Kultowa świąteczna piosenka zbanowana w USA

"Baby it's cold outside" to świąteczny standard napisany w 1944 r. przez amerykańskiego kompozytora Franka Loessera. Najbardziej znane wykonanie tej piosenki zawdzięczamy Deanowi Martinowi, ale utwór był również śpiewany przez Louisa Armstronga, Ellę Fitzgerald, Raya Charles’a, Roda Stewarta i wiele innych gwiazd. Pojawił się też w popularnym amerykańskim serialu muzycznym „Glee”. Choć jego tekst nie nawiązuje bezpośrednio do Bożego Narodzenia, „Baby it’s cold outside” jest uznawane za świąteczny klasyk, obok takich szlagierów jak White Christmas” i „Let it snow” Binga Crosby’ego czy „Jingle Bells” w wykonaniu Franka Sinatry. Jednak jak się okazuje, miejsce w kanonie świątecznych utworów można utracić.

„Baby it’s cols outside” jest sprzeczne z ruchem #MeToo?

Amerykańska stacja radiowa Star 102 Cleveland z Ohio doszła do wniosku, że „Baby it’s cold outside” nie powinno być dłużej puszczane na antenie. Powód? Zdaniem rozgłośni piosenka promuje postawy, na które nie ma miejsca „w erze post #MeToo”. To reakcja na głosy słuchaczy, którzy jako pierwsi zwrócili uwagę na niestosowne słowa utworu. W odpowiedzi jeden z prezenterów, Glenn Anderson, napisał na swoim blogu, że faktycznie są one pełne manipulacji i niewłaściwe.

- W świecie, w którym ruch #MeToo w końcu dał kobietom głos, na który od dawna zasługiwały, nie ma miejsca na takie utwory – napisał Glenn Anderson.

O co ten cały hałas - czyli o czym jest utwór Franka Loessera?

Piosenka "Baby it's cold outside" została napisana dla jego żony. Przedstawia z pozoru zabawną scenę, w której mężczyzna próbuje namówić partnerkę, żeby została u niego dłużej i nie wracała jeszcze do domu. Podczas, gdy kobiecy głos podnosi kolejne argumenty, przemawiające za tym, by wyjść, bohater piosenki usiłuje je obalić, sugerując, że na zewnątrz jest bardzo zimno („baby it’s cold outside”), na pewno nie ma już żadnych taksówek, a jego wybranka nabawi się zapalenia płuc. Zaczyna się niewinnie, ale kolejne wersy budzą coraz więcej kontrowersji.
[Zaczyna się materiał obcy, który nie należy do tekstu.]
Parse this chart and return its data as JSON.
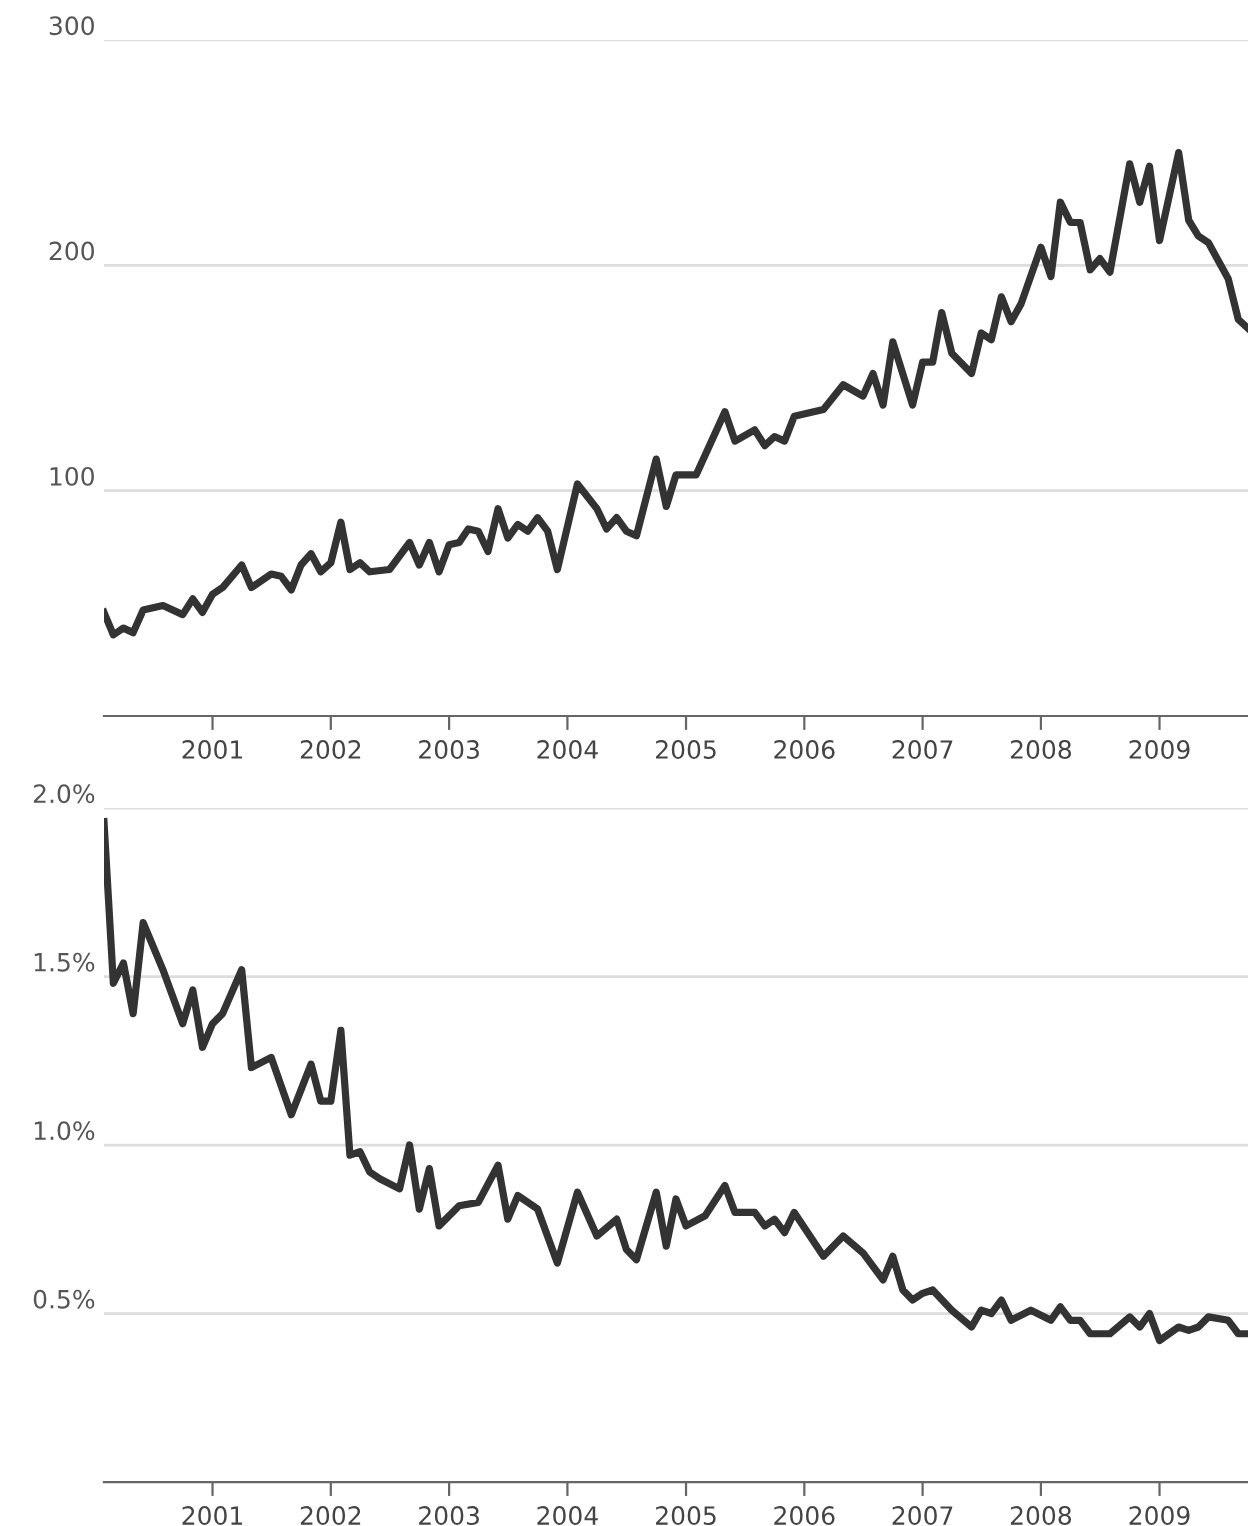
{
  "chart_data": [
    {
      "type": "line",
      "x": [
        "2000-02",
        "2000-03",
        "2000-04",
        "2000-05",
        "2000-06",
        "2000-08",
        "2000-10",
        "2000-11",
        "2000-12",
        "2001-01",
        "2001-02",
        "2001-04",
        "2001-05",
        "2001-07",
        "2001-08",
        "2001-09",
        "2001-10",
        "2001-11",
        "2001-12",
        "2002-01",
        "2002-02",
        "2002-03",
        "2002-04",
        "2002-05",
        "2002-07",
        "2002-09",
        "2002-10",
        "2002-11",
        "2002-12",
        "2003-01",
        "2003-02",
        "2003-03",
        "2003-04",
        "2003-05",
        "2003-06",
        "2003-07",
        "2003-08",
        "2003-09",
        "2003-10",
        "2003-11",
        "2003-12",
        "2004-02",
        "2004-04",
        "2004-05",
        "2004-06",
        "2004-07",
        "2004-08",
        "2004-10",
        "2004-11",
        "2004-12",
        "2005-02",
        "2005-05",
        "2005-06",
        "2005-08",
        "2005-09",
        "2005-10",
        "2005-11",
        "2005-12",
        "2006-03",
        "2006-05",
        "2006-07",
        "2006-08",
        "2006-09",
        "2006-10",
        "2006-12",
        "2007-01",
        "2007-02",
        "2007-03",
        "2007-04",
        "2007-06",
        "2007-07",
        "2007-08",
        "2007-09",
        "2007-10",
        "2007-11",
        "2008-01",
        "2008-02",
        "2008-03",
        "2008-04",
        "2008-05",
        "2008-06",
        "2008-07",
        "2008-08",
        "2008-10",
        "2008-11",
        "2008-12",
        "2009-01",
        "2009-03",
        "2009-04",
        "2009-05",
        "2009-06",
        "2009-08",
        "2009-09",
        "2009-10"
      ],
      "series": [
        {
          "color": "#333333",
          "values": [
            46,
            36,
            39,
            37,
            47,
            49,
            45,
            52,
            46,
            54,
            57,
            67,
            57,
            63,
            62,
            56,
            67,
            72,
            64,
            68,
            86,
            65,
            68,
            64,
            65,
            77,
            67,
            77,
            64,
            76,
            77,
            83,
            82,
            73,
            92,
            79,
            85,
            82,
            88,
            82,
            65,
            103,
            92,
            83,
            88,
            82,
            80,
            114,
            93,
            107,
            107,
            135,
            122,
            127,
            120,
            124,
            122,
            133,
            136,
            147,
            142,
            152,
            138,
            166,
            138,
            157,
            157,
            179,
            161,
            152,
            170,
            167,
            186,
            175,
            183,
            208,
            195,
            228,
            219,
            219,
            198,
            203,
            197,
            245,
            228,
            244,
            211,
            250,
            220,
            213,
            210,
            194,
            176,
            172
          ]
        }
      ],
      "xlim": [
        "2000-02",
        "2009-10"
      ],
      "xticks": [
        "2001",
        "2002",
        "2003",
        "2004",
        "2005",
        "2006",
        "2007",
        "2008",
        "2009"
      ],
      "ylim": [
        0,
        300
      ],
      "yticks": [
        100,
        200,
        300
      ],
      "grid": "y",
      "marker": "none",
      "line_style": "solid"
    },
    {
      "type": "line",
      "x": [
        "2000-02",
        "2000-03",
        "2000-04",
        "2000-05",
        "2000-06",
        "2000-08",
        "2000-10",
        "2000-11",
        "2000-12",
        "2001-01",
        "2001-02",
        "2001-04",
        "2001-05",
        "2001-07",
        "2001-09",
        "2001-11",
        "2001-12",
        "2002-01",
        "2002-02",
        "2002-03",
        "2002-04",
        "2002-05",
        "2002-06",
        "2002-08",
        "2002-09",
        "2002-10",
        "2002-11",
        "2002-12",
        "2003-02",
        "2003-04",
        "2003-06",
        "2003-07",
        "2003-08",
        "2003-10",
        "2003-12",
        "2004-02",
        "2004-04",
        "2004-06",
        "2004-07",
        "2004-08",
        "2004-10",
        "2004-11",
        "2004-12",
        "2005-01",
        "2005-03",
        "2005-05",
        "2005-06",
        "2005-08",
        "2005-09",
        "2005-10",
        "2005-11",
        "2005-12",
        "2006-03",
        "2006-05",
        "2006-07",
        "2006-09",
        "2006-10",
        "2006-11",
        "2006-12",
        "2007-01",
        "2007-02",
        "2007-04",
        "2007-06",
        "2007-07",
        "2007-08",
        "2007-09",
        "2007-10",
        "2007-12",
        "2008-02",
        "2008-03",
        "2008-04",
        "2008-05",
        "2008-06",
        "2008-08",
        "2008-10",
        "2008-11",
        "2008-12",
        "2009-01",
        "2009-03",
        "2009-04",
        "2009-05",
        "2009-06",
        "2009-08",
        "2009-09",
        "2009-10"
      ],
      "series": [
        {
          "color": "#333333",
          "values": [
            1.96,
            1.48,
            1.54,
            1.39,
            1.66,
            1.52,
            1.36,
            1.46,
            1.29,
            1.36,
            1.39,
            1.52,
            1.23,
            1.26,
            1.09,
            1.24,
            1.13,
            1.13,
            1.34,
            0.97,
            0.98,
            0.92,
            0.9,
            0.87,
            1.0,
            0.81,
            0.93,
            0.76,
            0.82,
            0.83,
            0.94,
            0.78,
            0.85,
            0.81,
            0.65,
            0.86,
            0.73,
            0.78,
            0.69,
            0.66,
            0.86,
            0.7,
            0.84,
            0.76,
            0.79,
            0.88,
            0.8,
            0.8,
            0.76,
            0.78,
            0.74,
            0.8,
            0.67,
            0.73,
            0.68,
            0.6,
            0.67,
            0.57,
            0.54,
            0.56,
            0.57,
            0.51,
            0.46,
            0.51,
            0.5,
            0.54,
            0.48,
            0.51,
            0.48,
            0.52,
            0.48,
            0.48,
            0.44,
            0.44,
            0.49,
            0.46,
            0.5,
            0.42,
            0.46,
            0.45,
            0.46,
            0.49,
            0.48,
            0.44,
            0.44
          ]
        }
      ],
      "xlim": [
        "2000-02",
        "2009-10"
      ],
      "xticks": [
        "2001",
        "2002",
        "2003",
        "2004",
        "2005",
        "2006",
        "2007",
        "2008",
        "2009"
      ],
      "ylim": [
        0,
        2.0
      ],
      "yticks": [
        {
          "value": 0.5,
          "label": "0.5%"
        },
        {
          "value": 1.0,
          "label": "1.0%"
        },
        {
          "value": 1.5,
          "label": "1.5%"
        },
        {
          "value": 2.0,
          "label": "2.0%"
        }
      ],
      "grid": "y",
      "marker": "none",
      "line_style": "solid"
    }
  ]
}
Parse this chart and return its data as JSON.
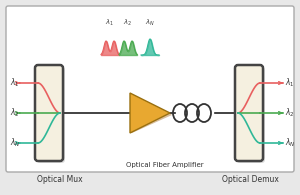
{
  "bg_outer": "#e8e8e8",
  "bg_inner": "#ffffff",
  "box_face": "#f5f0e0",
  "box_edge": "#444444",
  "amp_color": "#e8a830",
  "amp_shadow": "#b07820",
  "coil_color": "#333333",
  "line_color": "#222222",
  "colors": {
    "red": "#e86060",
    "green": "#4aaa50",
    "teal": "#30b898"
  },
  "mux_label": "Optical Mux",
  "demux_label": "Optical Demux",
  "amp_label": "Optical Fiber Amplifier",
  "figw": 3.0,
  "figh": 1.95,
  "dpi": 100
}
W pewnym momencie kobiecy głos wyraźnie sugeruje, że nie zgadza się na bliższy kontakt, podczas gdy głos męski naciska coraz bardziej, proponując drinki i ciepły kominek jako alternatywę dla chłodnego zimowego wieczoru. Najbardziej dyskusyjne są słowa wyraźnie świadczące o braku zgody ze strony kobiety. W piosence słyszymy „Odpowiedź brzmi nie” i „Po prostu muszę już iść”, a także niesławne „Co było w tym drinku?”. Na dobitkę na słowa „Powinnam powiedzieć nie, nie, nie” męski głos odpowiada „Czy masz coś przeciwko, żebym przysunął się bliżej?”. Trafiony, zatopiony. Jeśli dodamy do tego scenę z filmu "Córka Neptuna", w której rozbrzmiewa piosenka "Baby it's cold outside", a bohaterowie przedstawiają scenę żywcem wziętą z tego utworu, ostatnia linia obrony zostaje przerwana.

Tylko czy faktycznie powinniśmy jej bronić?

No właśnie. Czy ban na "Baby it's cold outside" to słuszna decyzja, czy przejaw przesadnej poprawności politycznej? Jak mówi Sondra Miller, prezes centrum kryzysowego dla ofiar gwałtów w Cleveland, piosenka istotnie przesuwa granice zgody na bliski kontakt fizyczny.

- Bohaterka utworu wyraźnie mówi „nie”, podczas gdy męski głos pyta „Czy nie przypadkiem nie oznacza tak?”. Uważam, że w 2018 roku, mając pełną świadomość, że „nie” zawsze znaczy „nie”, nie powinniśmy puszczać utworów, które zachęcają do innej interpretacji - powiedziała Sondra Miller.

Co na to słuchacze? Stacja Star 102 opublikowała na Facebooku ankietę, w której zapytała odbiorców, czy zgadzają się z tą decyzją. Co ciekawe, zdecydowana większość uznała, że rozgłośnia powinna ją zmienić na korzyść piosenki. A Wy co o tym sądzicie?